Les procurations litigieuses, établies en vue des assemblées générales des années 2005, 2006 et 2007, sont toutes datées et signées. Il est justifié par de nombreuses pièces (attestations officielles de Maître [D], 'sollicitor à la Supreme Court of Judicature' d'Angleterre et du Pays de Galles, avocat, certifiées par Maître [L] 'notary public') que les signatures sont celles, s'agissant des procurations établies pour les assemblées générales de 2005 et 2006 de MM. [U] [W] et [B] [E], administrateurs du trustee et, s'agissant de la procuration établie pour l'assemblée générale de 2007, de M. [A] [V], également administrateur du trustee à cette date.

Les procurations en cause, établies par le trustee au nom du trust, qui mentionnent l'adresse du trustee et sont signées par des signataires identifiés et ayant qualité, sont dès lors régulières.
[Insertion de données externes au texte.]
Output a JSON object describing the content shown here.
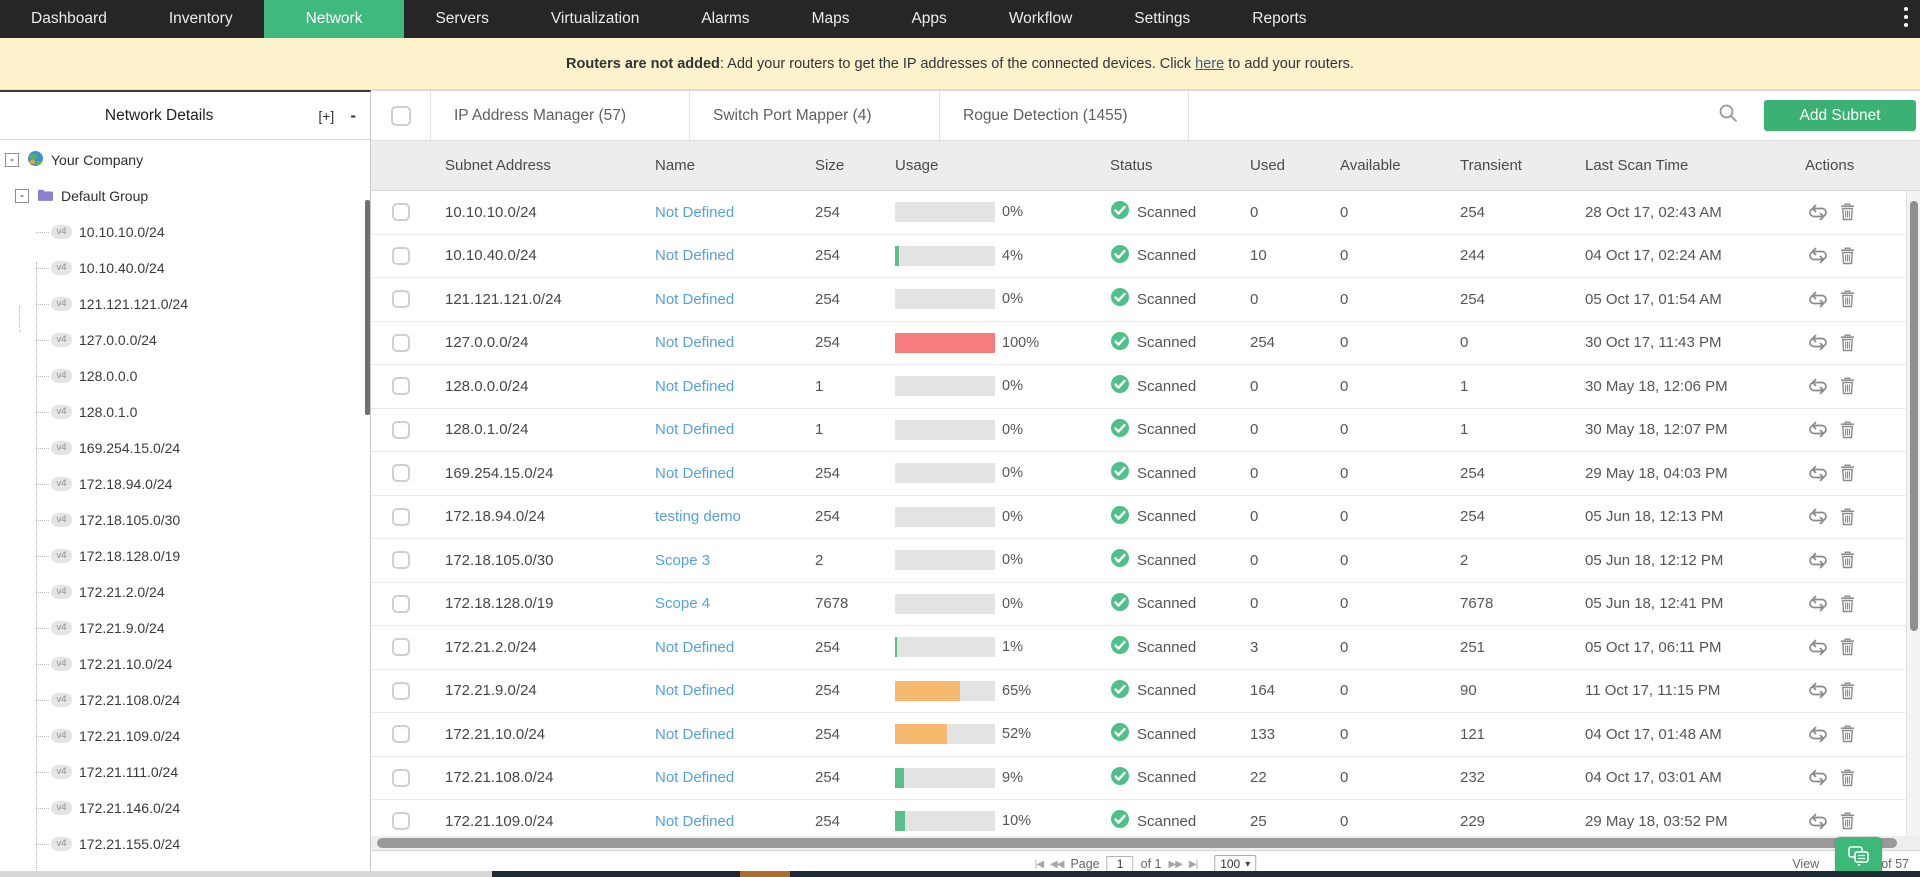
{
  "nav": {
    "items": [
      "Dashboard",
      "Inventory",
      "Network",
      "Servers",
      "Virtualization",
      "Alarms",
      "Maps",
      "Apps",
      "Workflow",
      "Settings",
      "Reports"
    ],
    "active_index": 2
  },
  "banner": {
    "bold_text": "Routers are not added",
    "mid_text": ": Add your routers to get the IP addresses of the connected devices. Click",
    "link_label": "here",
    "suffix_text": "to add your routers."
  },
  "sidebar": {
    "title": "Network Details",
    "expand_all_label": "[+]",
    "collapse_all_label": "-",
    "collapse_glyph": "-",
    "company": "Your Company",
    "group": "Default Group",
    "subnet_badge": "v4",
    "subnets": [
      "10.10.10.0/24",
      "10.10.40.0/24",
      "121.121.121.0/24",
      "127.0.0.0/24",
      "128.0.0.0",
      "128.0.1.0",
      "169.254.15.0/24",
      "172.18.94.0/24",
      "172.18.105.0/30",
      "172.18.128.0/19",
      "172.21.2.0/24",
      "172.21.9.0/24",
      "172.21.10.0/24",
      "172.21.108.0/24",
      "172.21.109.0/24",
      "172.21.111.0/24",
      "172.21.146.0/24",
      "172.21.155.0/24"
    ]
  },
  "toolbar": {
    "tabs": [
      "IP Address Manager (57)",
      "Switch Port Mapper (4)",
      "Rogue Detection (1455)"
    ],
    "add_subnet_label": "Add Subnet"
  },
  "table": {
    "columns": [
      "Subnet Address",
      "Name",
      "Size",
      "Usage",
      "Status",
      "Used",
      "Available",
      "Transient",
      "Last Scan Time",
      "Actions"
    ],
    "rows": [
      {
        "subnet": "10.10.10.0/24",
        "name": "Not Defined",
        "size": "254",
        "usage_pct": 0,
        "usage_label": "0%",
        "status": "Scanned",
        "used": "0",
        "available": "0",
        "transient": "254",
        "last_scan": "28 Oct 17, 02:43 AM"
      },
      {
        "subnet": "10.10.40.0/24",
        "name": "Not Defined",
        "size": "254",
        "usage_pct": 4,
        "usage_label": "4%",
        "status": "Scanned",
        "used": "10",
        "available": "0",
        "transient": "244",
        "last_scan": "04 Oct 17, 02:24 AM"
      },
      {
        "subnet": "121.121.121.0/24",
        "name": "Not Defined",
        "size": "254",
        "usage_pct": 0,
        "usage_label": "0%",
        "status": "Scanned",
        "used": "0",
        "available": "0",
        "transient": "254",
        "last_scan": "05 Oct 17, 01:54 AM"
      },
      {
        "subnet": "127.0.0.0/24",
        "name": "Not Defined",
        "size": "254",
        "usage_pct": 100,
        "usage_label": "100%",
        "status": "Scanned",
        "used": "254",
        "available": "0",
        "transient": "0",
        "last_scan": "30 Oct 17, 11:43 PM"
      },
      {
        "subnet": "128.0.0.0/24",
        "name": "Not Defined",
        "size": "1",
        "usage_pct": 0,
        "usage_label": "0%",
        "status": "Scanned",
        "used": "0",
        "available": "0",
        "transient": "1",
        "last_scan": "30 May 18, 12:06 PM"
      },
      {
        "subnet": "128.0.1.0/24",
        "name": "Not Defined",
        "size": "1",
        "usage_pct": 0,
        "usage_label": "0%",
        "status": "Scanned",
        "used": "0",
        "available": "0",
        "transient": "1",
        "last_scan": "30 May 18, 12:07 PM"
      },
      {
        "subnet": "169.254.15.0/24",
        "name": "Not Defined",
        "size": "254",
        "usage_pct": 0,
        "usage_label": "0%",
        "status": "Scanned",
        "used": "0",
        "available": "0",
        "transient": "254",
        "last_scan": "29 May 18, 04:03 PM"
      },
      {
        "subnet": "172.18.94.0/24",
        "name": "testing demo",
        "size": "254",
        "usage_pct": 0,
        "usage_label": "0%",
        "status": "Scanned",
        "used": "0",
        "available": "0",
        "transient": "254",
        "last_scan": "05 Jun 18, 12:13 PM"
      },
      {
        "subnet": "172.18.105.0/30",
        "name": "Scope 3",
        "size": "2",
        "usage_pct": 0,
        "usage_label": "0%",
        "status": "Scanned",
        "used": "0",
        "available": "0",
        "transient": "2",
        "last_scan": "05 Jun 18, 12:12 PM"
      },
      {
        "subnet": "172.18.128.0/19",
        "name": "Scope 4",
        "size": "7678",
        "usage_pct": 0,
        "usage_label": "0%",
        "status": "Scanned",
        "used": "0",
        "available": "0",
        "transient": "7678",
        "last_scan": "05 Jun 18, 12:41 PM"
      },
      {
        "subnet": "172.21.2.0/24",
        "name": "Not Defined",
        "size": "254",
        "usage_pct": 1,
        "usage_label": "1%",
        "status": "Scanned",
        "used": "3",
        "available": "0",
        "transient": "251",
        "last_scan": "05 Oct 17, 06:11 PM"
      },
      {
        "subnet": "172.21.9.0/24",
        "name": "Not Defined",
        "size": "254",
        "usage_pct": 65,
        "usage_label": "65%",
        "status": "Scanned",
        "used": "164",
        "available": "0",
        "transient": "90",
        "last_scan": "11 Oct 17, 11:15 PM"
      },
      {
        "subnet": "172.21.10.0/24",
        "name": "Not Defined",
        "size": "254",
        "usage_pct": 52,
        "usage_label": "52%",
        "status": "Scanned",
        "used": "133",
        "available": "0",
        "transient": "121",
        "last_scan": "04 Oct 17, 01:48 AM"
      },
      {
        "subnet": "172.21.108.0/24",
        "name": "Not Defined",
        "size": "254",
        "usage_pct": 9,
        "usage_label": "9%",
        "status": "Scanned",
        "used": "22",
        "available": "0",
        "transient": "232",
        "last_scan": "04 Oct 17, 03:01 AM"
      },
      {
        "subnet": "172.21.109.0/24",
        "name": "Not Defined",
        "size": "254",
        "usage_pct": 10,
        "usage_label": "10%",
        "status": "Scanned",
        "used": "25",
        "available": "0",
        "transient": "229",
        "last_scan": "29 May 18, 03:52 PM"
      }
    ]
  },
  "pagination": {
    "first_icon": "|◀",
    "prev_icon": "◀◀",
    "page_label": "Page",
    "page_value": "1",
    "of_label": "of 1",
    "next_icon": "▶▶",
    "last_icon": "▶|",
    "page_size_value": "100",
    "right_prefix": "View",
    "right_suffix": "of 57"
  },
  "colors": {
    "nav_active_green": "#3fb97e",
    "accent_green": "#3bb273",
    "status_green": "#4fc08a",
    "usage_green": "#5abf8a",
    "usage_orange": "#f6b86d",
    "usage_red": "#f77d7d",
    "link_blue": "#55a1dd"
  }
}
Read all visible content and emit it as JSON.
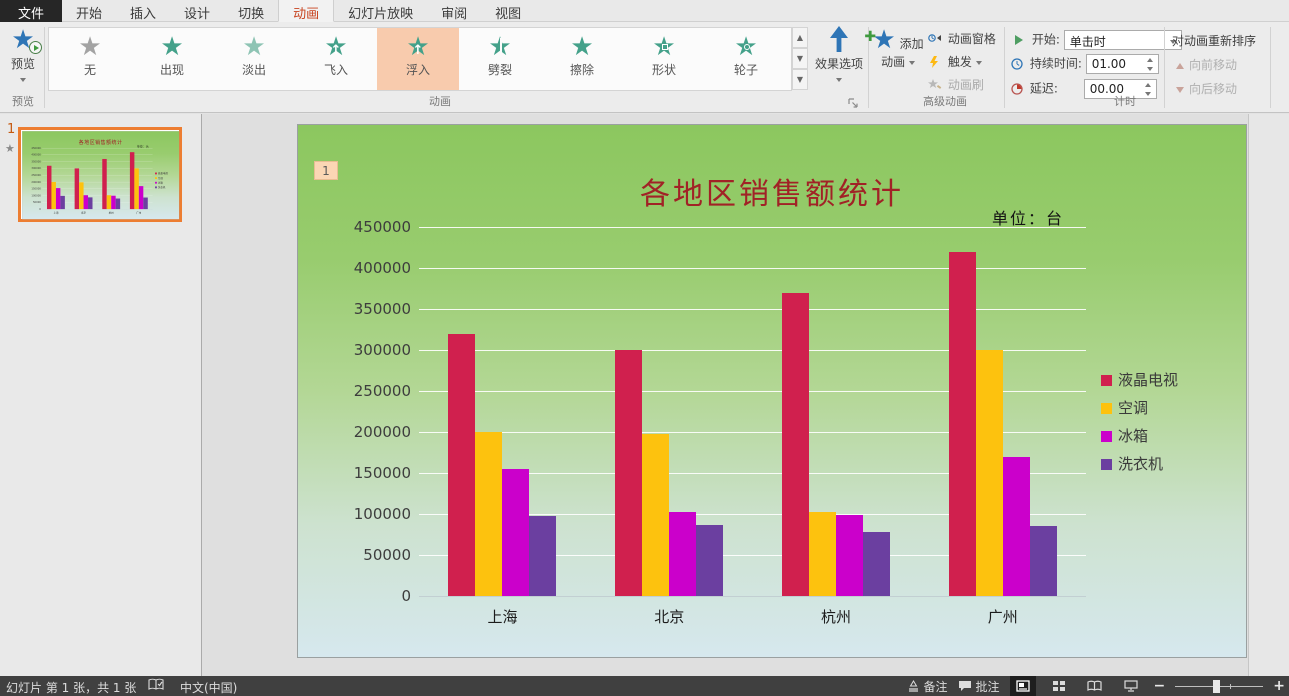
{
  "tabs": {
    "file": "文件",
    "items": [
      "开始",
      "插入",
      "设计",
      "切换",
      "动画",
      "幻灯片放映",
      "审阅",
      "视图"
    ],
    "active": "动画"
  },
  "ribbon": {
    "preview": {
      "button_label": "预览",
      "group_label": "预览"
    },
    "gallery": {
      "group_label": "动画",
      "items": [
        {
          "label": "无",
          "style": "none",
          "selected": false
        },
        {
          "label": "出现",
          "style": "appear",
          "selected": false
        },
        {
          "label": "淡出",
          "style": "fade",
          "selected": false
        },
        {
          "label": "飞入",
          "style": "fly-in",
          "selected": false
        },
        {
          "label": "浮入",
          "style": "float-in",
          "selected": true
        },
        {
          "label": "劈裂",
          "style": "split",
          "selected": false
        },
        {
          "label": "擦除",
          "style": "wipe",
          "selected": false
        },
        {
          "label": "形状",
          "style": "shape",
          "selected": false
        },
        {
          "label": "轮子",
          "style": "wheel",
          "selected": false
        }
      ]
    },
    "effect_options_label": "效果选项",
    "advanced": {
      "group_label": "高级动画",
      "add_animation": "添加动画",
      "animation_pane": "动画窗格",
      "trigger": "触发",
      "painter": "动画刷"
    },
    "timing": {
      "group_label": "计时",
      "start_label": "开始:",
      "start_value": "单击时",
      "duration_label": "持续时间:",
      "duration_value": "01.00",
      "delay_label": "延迟:",
      "delay_value": "00.00",
      "reorder_heading": "对动画重新排序",
      "move_earlier": "向前移动",
      "move_later": "向后移动"
    }
  },
  "thumbnail_panel": {
    "slide_number": "1",
    "animation_star": "★"
  },
  "slide": {
    "badge": "1",
    "title": "各地区销售额统计",
    "unit": "单位：台"
  },
  "chart_data": {
    "type": "bar",
    "title": "各地区销售额统计",
    "annotation": "单位：台",
    "categories": [
      "上海",
      "北京",
      "杭州",
      "广州"
    ],
    "series": [
      {
        "name": "液晶电视",
        "color": "#d0204e",
        "values": [
          320000,
          300000,
          370000,
          420000
        ]
      },
      {
        "name": "空调",
        "color": "#fdc20e",
        "values": [
          200000,
          198000,
          103000,
          300000
        ]
      },
      {
        "name": "冰箱",
        "color": "#cb00cb",
        "values": [
          155000,
          103000,
          99000,
          170000
        ]
      },
      {
        "name": "洗衣机",
        "color": "#6b3fa0",
        "values": [
          98000,
          87000,
          78000,
          85000
        ]
      }
    ],
    "ylim": [
      0,
      450000
    ],
    "ytick_step": 50000,
    "grid": true,
    "legend_position": "right"
  },
  "statusbar": {
    "left": "幻灯片 第 1 张，共 1 张",
    "language": "中文(中国)",
    "notes": "备注",
    "comments": "批注"
  }
}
Enfin, s'agissant de l'assemblée générale de 2008, c'est vainement que M. [S] [N] fait grief à M. [A] [V], administrateur du trustee qui y a alors participé personnellement, de ne pas avoir justifié de son pouvoir, alors qu'il résulte de l'application combinée de l'article 7 (b) des statuts de la société Verfides Truts Services et de l'article 70 de la Table A du Compagnies Act de 1985, qu'il avait, étant administrateur du trustee, qualité pour représenter ce dernier sans mandat spécial, les écritures de l'appelant relativement au mandat ou au fondé de pouvoir en droit anglais étant dès lors inopérantes.

En définitive, les moyens soulevés par l'appelant relativement à la régularité des procurations de vote ou aux délégations de pouvoir seront rejetés.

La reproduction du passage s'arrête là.